Saving Your Home from Foreclosure with a Loan Modification

Foreclosure Self-Defense For Dummies CoverMy co-author for Foreclosure Self-Defense For Dummies, Ralph R. Roberts, was recently named the official spokesperson for Federal Loan Modification Law Center – a legal firm that renegotiates mortgage loans with lenders on behalf of borrowers/homeowners facing foreclosure. The primary goal of a loan modification is to lower the monthly mortgage payment to a level of affordability, so homeowners can keep their homes and lenders can convert a non-performing loan into a performing one.

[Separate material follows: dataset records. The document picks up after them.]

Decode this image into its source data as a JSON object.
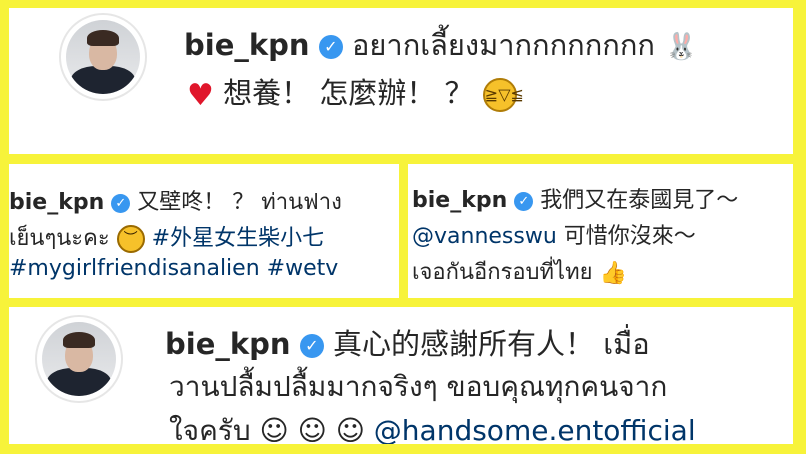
{
  "posts": [
    {
      "username": "bie_kpn",
      "line1_text": "อยากเลี้ยงมากกกกกกกก",
      "rabbit_icon": "rabbit-face-icon",
      "heart_icon": "red-heart-icon",
      "line2_text": "想養！ 怎麼辦！ ？",
      "laugh_icon": "laughing-face-icon"
    },
    {
      "username": "bie_kpn",
      "line1_text": "又壁咚！ ？ ท่านฟาง",
      "line2_text": "เย็นๆนะคะ",
      "sad_icon": "frowning-face-icon",
      "hashtag1": "#外星女生柴小七",
      "hashtag2": "#mygirlfriendisanalien",
      "hashtag3": "#wetv"
    },
    {
      "username": "bie_kpn",
      "line1_text": "我們又在泰國見了～",
      "mention": "@vannesswu",
      "line2_text": "可惜你沒來～",
      "line3_text": "เจอกันอีกรอบที่ไทย",
      "thumb_icon": "thumbs-up-icon"
    },
    {
      "username": "bie_kpn",
      "line1_text": "真心的感謝所有人！ เมื่อ",
      "line2_text": "วานปลื้มปลื้มมากจริงๆ ขอบคุณทุกคนจาก",
      "line3_text": "ใจครับ ☺ ☺ ☺",
      "mention": "@handsome.entofficial"
    }
  ],
  "colors": {
    "frame": "#f7f33a",
    "verified": "#3897f0",
    "link": "#003569",
    "text": "#262626"
  }
}
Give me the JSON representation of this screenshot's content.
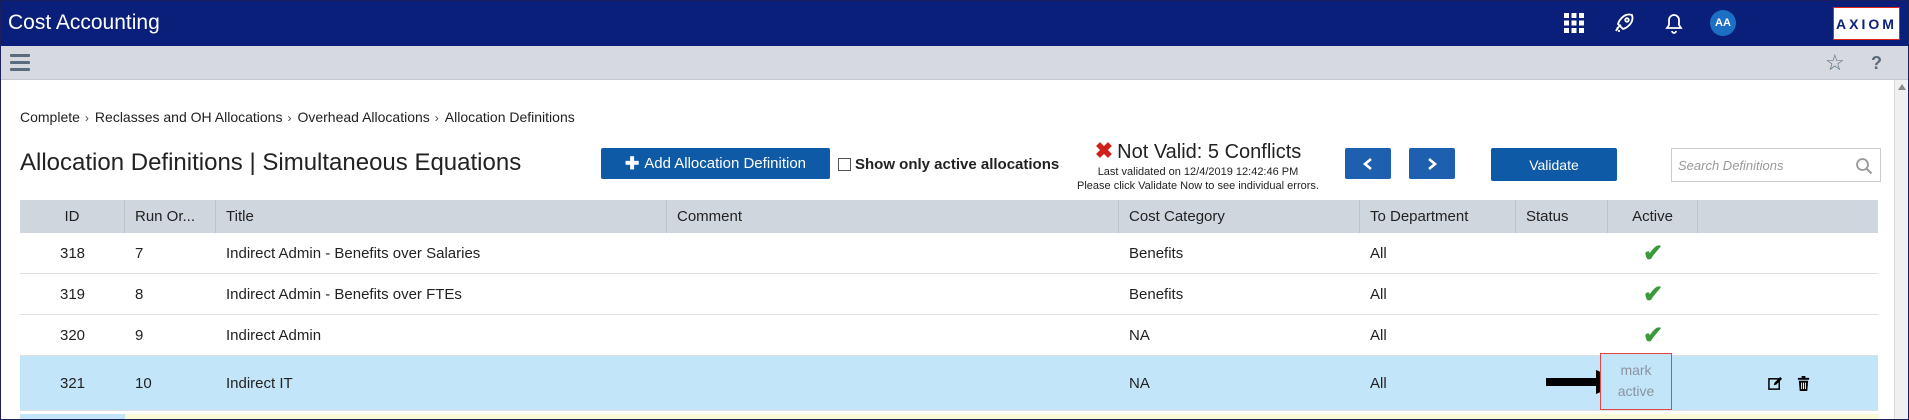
{
  "app": {
    "title": "Cost Accounting",
    "user_initials": "AA",
    "logo_text": "AXIOM"
  },
  "topbar_icons": [
    "apps-grid-icon",
    "rocket-icon",
    "bell-icon"
  ],
  "breadcrumb": [
    {
      "label": "Complete"
    },
    {
      "label": "Reclasses and OH Allocations"
    },
    {
      "label": "Overhead Allocations"
    },
    {
      "label": "Allocation Definitions"
    }
  ],
  "page": {
    "title": "Allocation Definitions | Simultaneous Equations",
    "add_button": "Add Allocation Definition",
    "show_active_label": "Show only active allocations",
    "validate_button": "Validate",
    "search_placeholder": "Search Definitions"
  },
  "validation": {
    "status": "Not Valid: 5 Conflicts",
    "last_validated": "Last validated on 12/4/2019 12:42:46 PM",
    "hint": "Please click Validate Now to see individual errors.",
    "error_color": "#d0201a"
  },
  "table": {
    "columns": [
      "ID",
      "Run Or...",
      "Title",
      "Comment",
      "Cost Category",
      "To Department",
      "Status",
      "Active"
    ],
    "rows": [
      {
        "id": "318",
        "run_order": "7",
        "title": "Indirect Admin - Benefits over Salaries",
        "comment": "",
        "cost_category": "Benefits",
        "to_department": "All",
        "status": "",
        "active": true
      },
      {
        "id": "319",
        "run_order": "8",
        "title": "Indirect Admin - Benefits over FTEs",
        "comment": "",
        "cost_category": "Benefits",
        "to_department": "All",
        "status": "",
        "active": true
      },
      {
        "id": "320",
        "run_order": "9",
        "title": "Indirect Admin",
        "comment": "",
        "cost_category": "NA",
        "to_department": "All",
        "status": "",
        "active": true
      },
      {
        "id": "321",
        "run_order": "10",
        "title": "Indirect IT",
        "comment": "",
        "cost_category": "NA",
        "to_department": "All",
        "status": "",
        "active": false,
        "mark_active_label_1": "mark",
        "mark_active_label_2": "active"
      }
    ]
  },
  "colors": {
    "topbar": "#0a1f7a",
    "primary_button": "#0e5aa7",
    "selected_row": "#c3e5fa",
    "active_check": "#3a9a3a"
  }
}
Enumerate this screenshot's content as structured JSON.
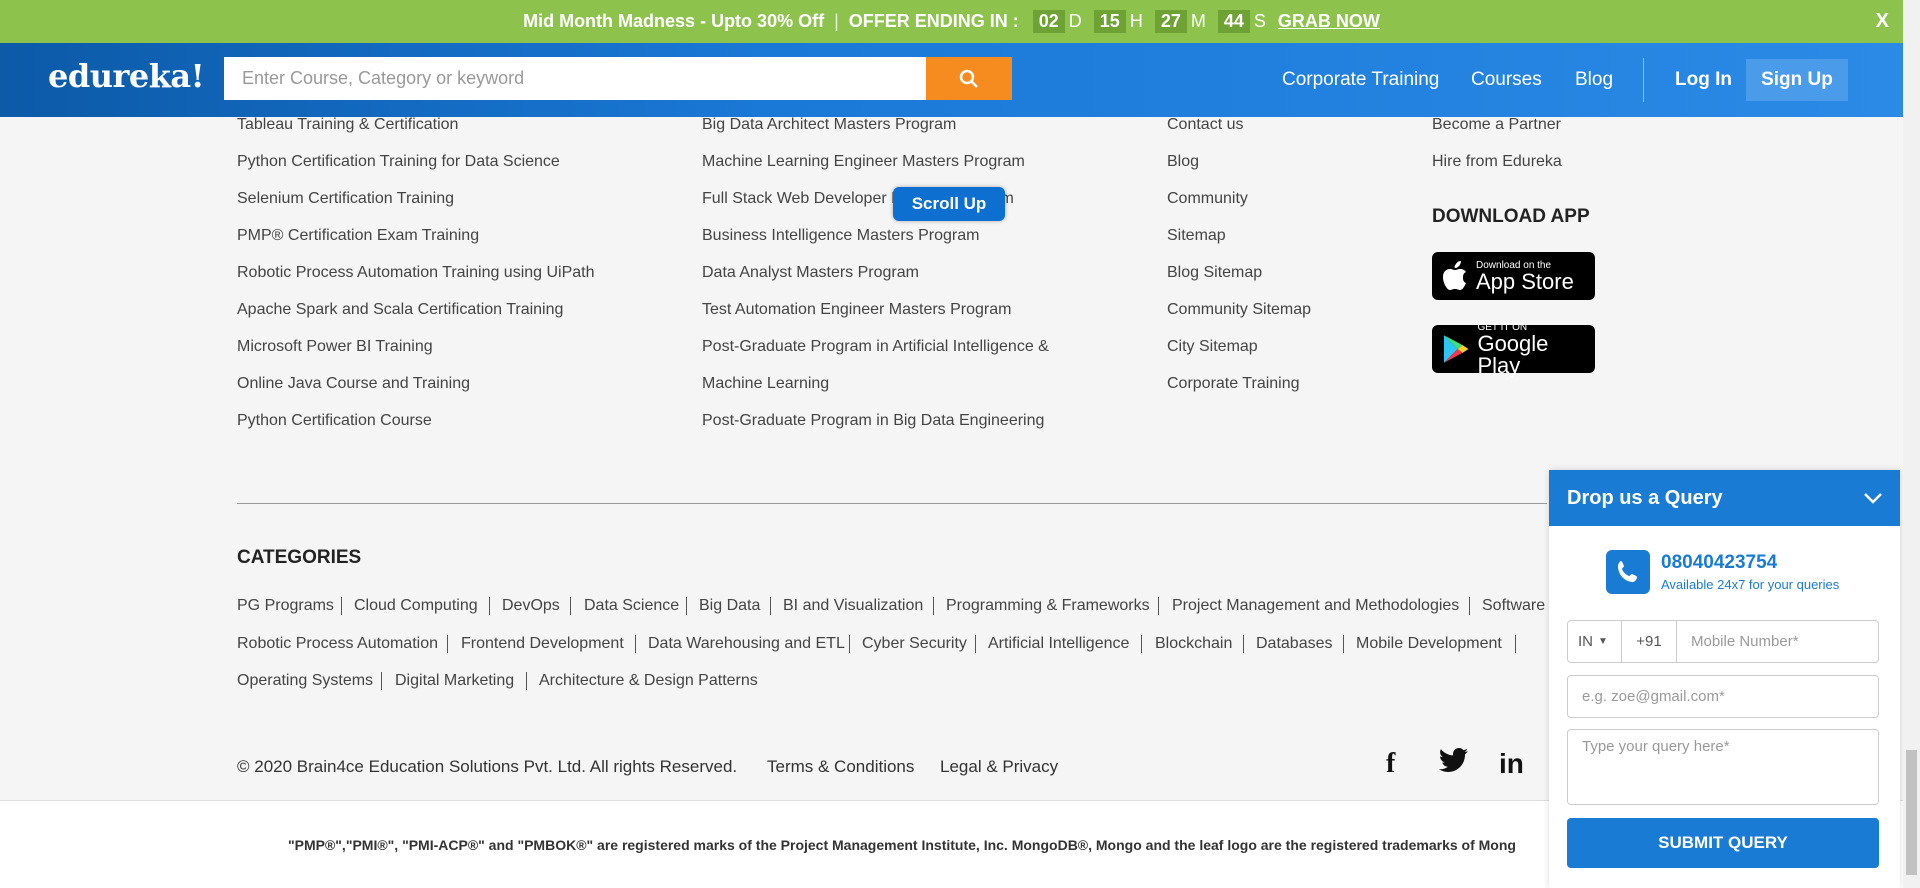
{
  "promo": {
    "text": "Mid Month Madness - Upto 30% Off",
    "offer_label": "OFFER ENDING IN :",
    "days": "02",
    "days_unit": "D",
    "hours": "15",
    "hours_unit": "H",
    "minutes": "27",
    "minutes_unit": "M",
    "seconds": "44",
    "seconds_unit": "S",
    "cta": "GRAB NOW",
    "close": "X"
  },
  "header": {
    "logo": "edureka!",
    "search_placeholder": "Enter Course, Category or keyword",
    "nav": [
      "Corporate Training",
      "Courses",
      "Blog"
    ],
    "login": "Log In",
    "signup": "Sign Up"
  },
  "footer": {
    "col1": [
      "Tableau Training & Certification",
      "Python Certification Training for Data Science",
      "Selenium Certification Training",
      "PMP® Certification Exam Training",
      "Robotic Process Automation Training using UiPath",
      "Apache Spark and Scala Certification Training",
      "Microsoft Power BI Training",
      "Online Java Course and Training",
      "Python Certification Course"
    ],
    "col2": [
      "Big Data Architect Masters Program",
      "Machine Learning Engineer Masters Program",
      "Full Stack Web Developer Masters Program",
      "Business Intelligence Masters Program",
      "Data Analyst Masters Program",
      "Test Automation Engineer Masters Program",
      "Post-Graduate Program in Artificial Intelligence &",
      "Machine Learning",
      "Post-Graduate Program in Big Data Engineering"
    ],
    "col3": [
      "Contact us",
      "Blog",
      "Community",
      "Sitemap",
      "Blog Sitemap",
      "Community Sitemap",
      "City Sitemap",
      "Corporate Training"
    ],
    "col4": [
      "Become a Partner",
      "Hire from Edureka"
    ],
    "download_heading": "DOWNLOAD APP",
    "appstore_small": "Download on the",
    "appstore_big": "App Store",
    "play_small": "GET IT ON",
    "play_big": "Google Play",
    "scroll_up": "Scroll Up"
  },
  "categories": {
    "heading": "CATEGORIES",
    "row1": [
      "PG Programs",
      "Cloud Computing",
      "DevOps",
      "Data Science",
      "Big Data",
      "BI and Visualization",
      "Programming & Frameworks",
      "Project Management and Methodologies",
      "Software"
    ],
    "row2": [
      "Robotic Process Automation",
      "Frontend Development",
      "Data Warehousing and ETL",
      "Cyber Security",
      "Artificial Intelligence",
      "Blockchain",
      "Databases",
      "Mobile Development"
    ],
    "row3": [
      "Operating Systems",
      "Digital Marketing",
      "Architecture & Design Patterns"
    ]
  },
  "bottom": {
    "copyright": "© 2020 Brain4ce Education Solutions Pvt. Ltd. All rights Reserved.",
    "terms": "Terms & Conditions",
    "privacy": "Legal & Privacy",
    "social": [
      "f",
      "in"
    ],
    "legal": "\"PMP®\",\"PMI®\", \"PMI-ACP®\" and \"PMBOK®\" are registered marks of the Project Management Institute, Inc. MongoDB®, Mongo and the leaf logo are the registered trademarks of Mong"
  },
  "query": {
    "title": "Drop us a Query",
    "phone": "08040423754",
    "availability": "Available 24x7 for your queries",
    "country": "IN",
    "dial_code": "+91",
    "mobile_placeholder": "Mobile Number*",
    "email_placeholder": "e.g. zoe@gmail.com*",
    "query_placeholder": "Type your query here*",
    "submit": "SUBMIT QUERY"
  }
}
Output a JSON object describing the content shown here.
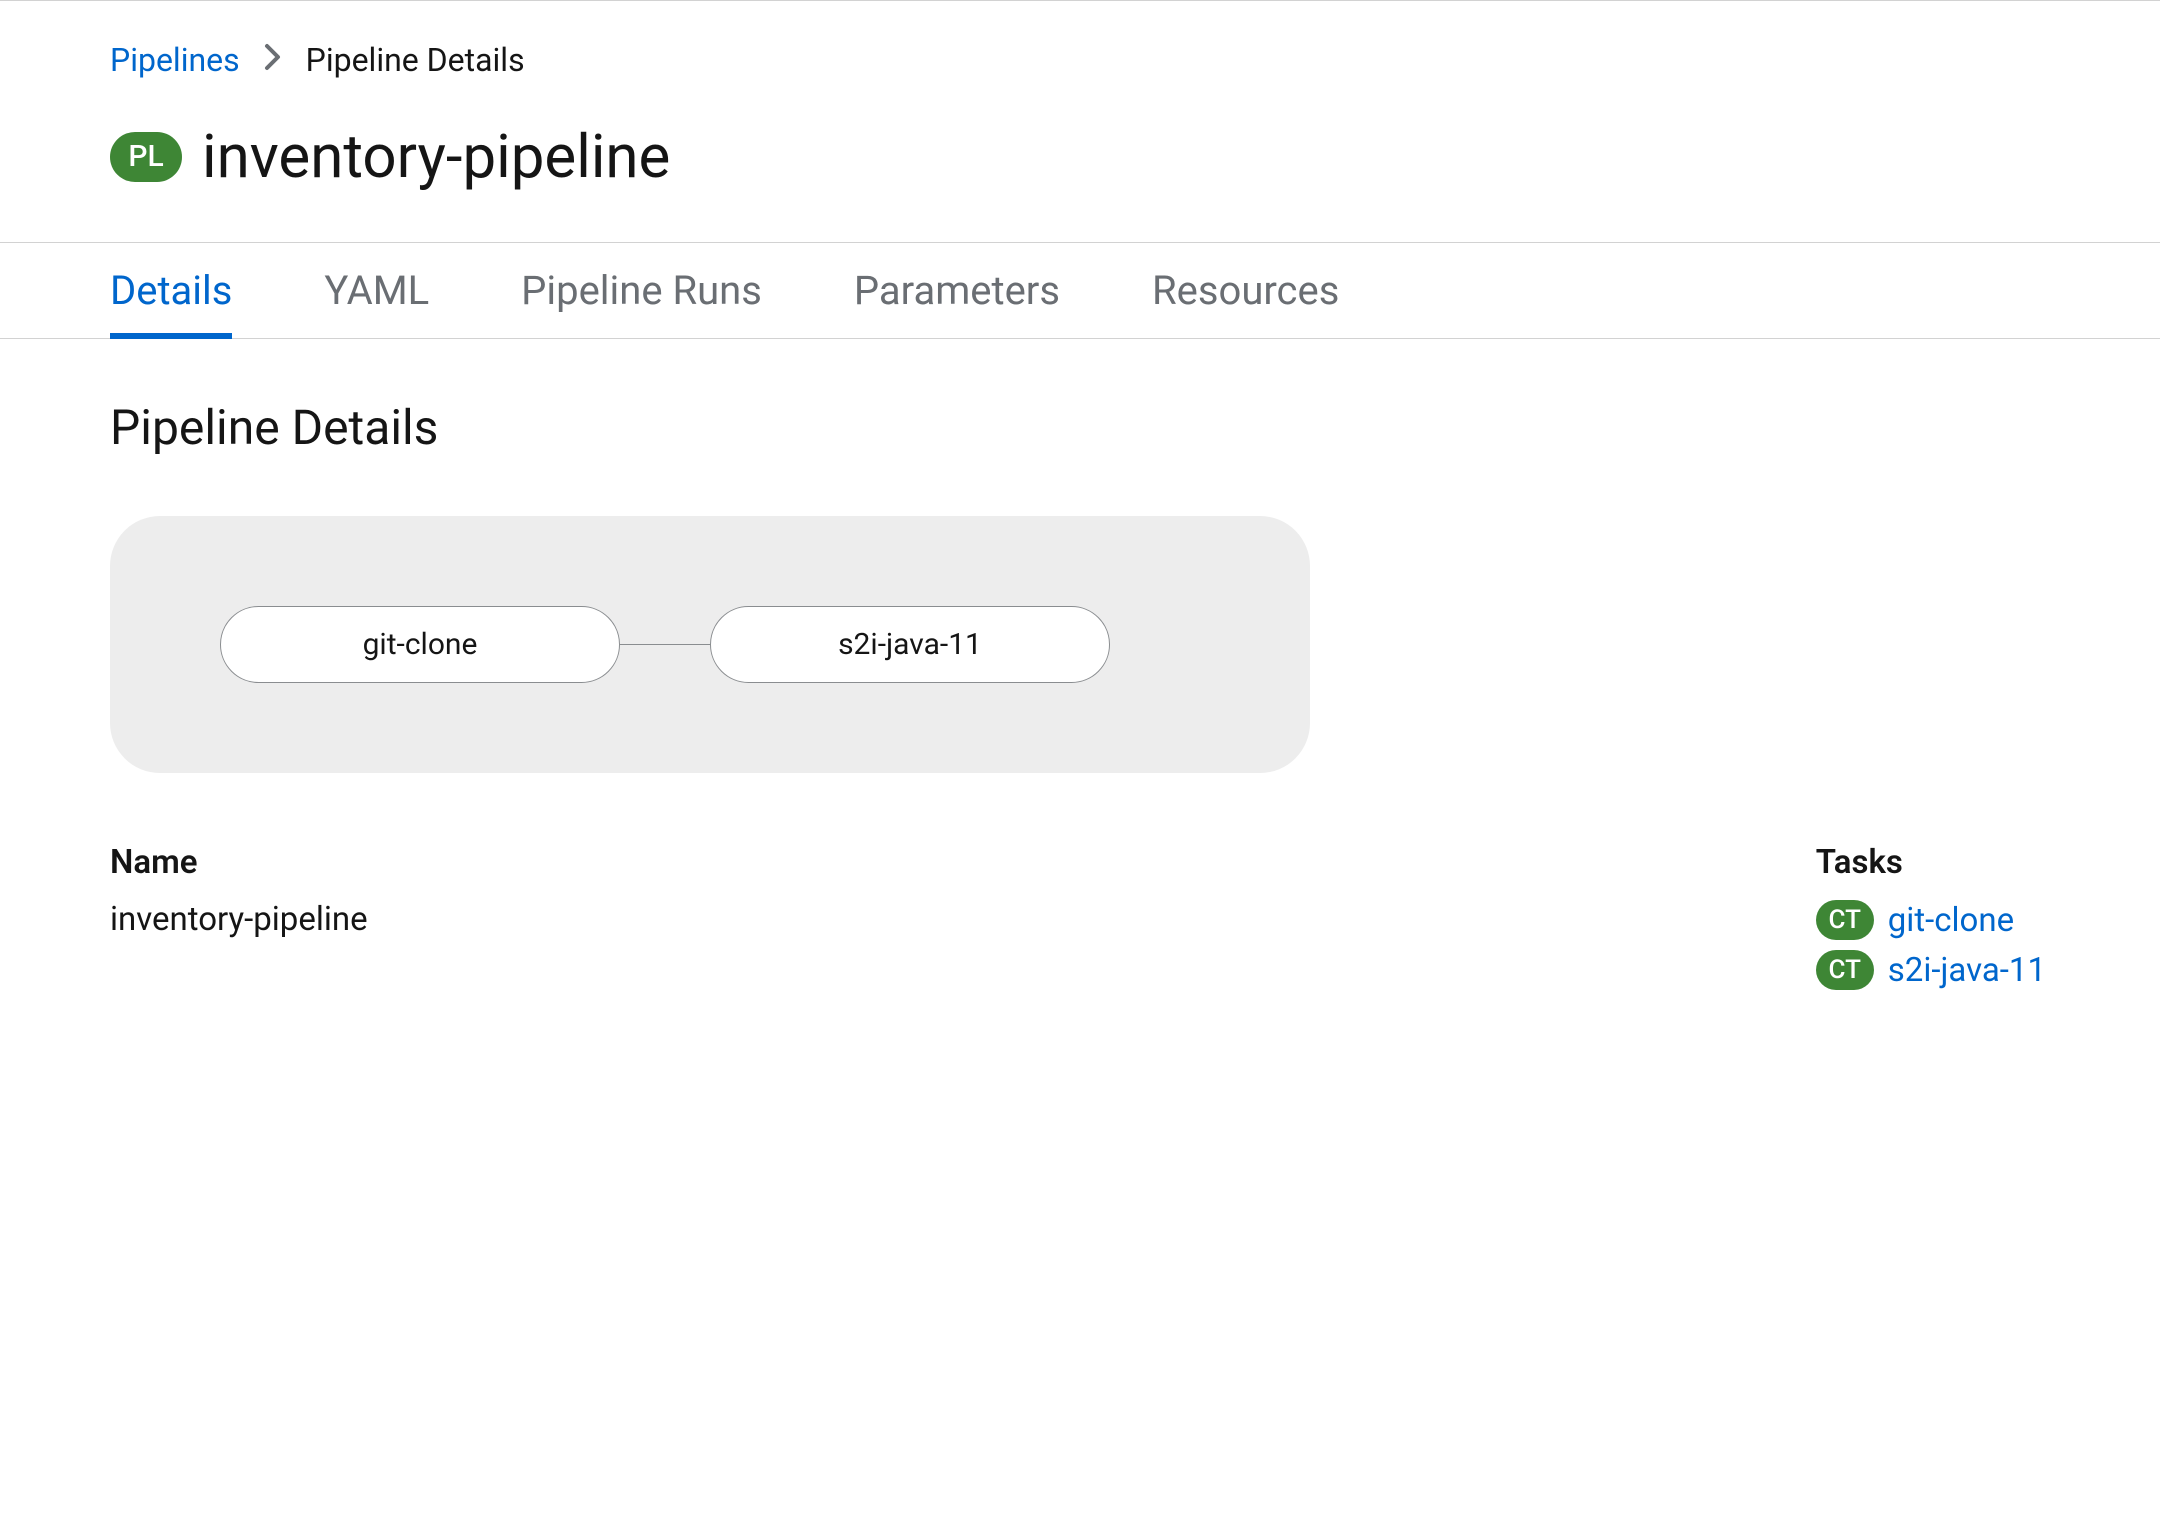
{
  "breadcrumb": {
    "parentLabel": "Pipelines",
    "currentLabel": "Pipeline Details"
  },
  "header": {
    "badgeText": "PL",
    "title": "inventory-pipeline"
  },
  "tabs": [
    {
      "label": "Details",
      "active": true
    },
    {
      "label": "YAML",
      "active": false
    },
    {
      "label": "Pipeline Runs",
      "active": false
    },
    {
      "label": "Parameters",
      "active": false
    },
    {
      "label": "Resources",
      "active": false
    }
  ],
  "sectionTitle": "Pipeline Details",
  "diagram": {
    "node1": "git-clone",
    "node2": "s2i-java-11"
  },
  "details": {
    "nameLabel": "Name",
    "nameValue": "inventory-pipeline",
    "tasksLabel": "Tasks",
    "tasks": [
      {
        "badge": "CT",
        "label": "git-clone"
      },
      {
        "badge": "CT",
        "label": "s2i-java-11"
      }
    ]
  }
}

A loan modification accomplishes its goal by having the lender adjust one or more terms of the original mortgage loan:

  • Lower the interest rate.
  • Convert an Adjustable Rate Mortgage into a low-interest fixed-rate loan.
  • Extend the term – to spread the payments over a longer period of time.
  • Reduce the principal balance (somewhat rare).

In addition, lenders are often willing to forgive penalties or late fees and roll delinquent or missed payments into the principal balance, so homeowners can pay off the delinquencies over time rather than all at once.

According to Ralph, homeowners may be able to negotiate with their lenders on their own behalf, but an attorney can often negotiate a much better deal.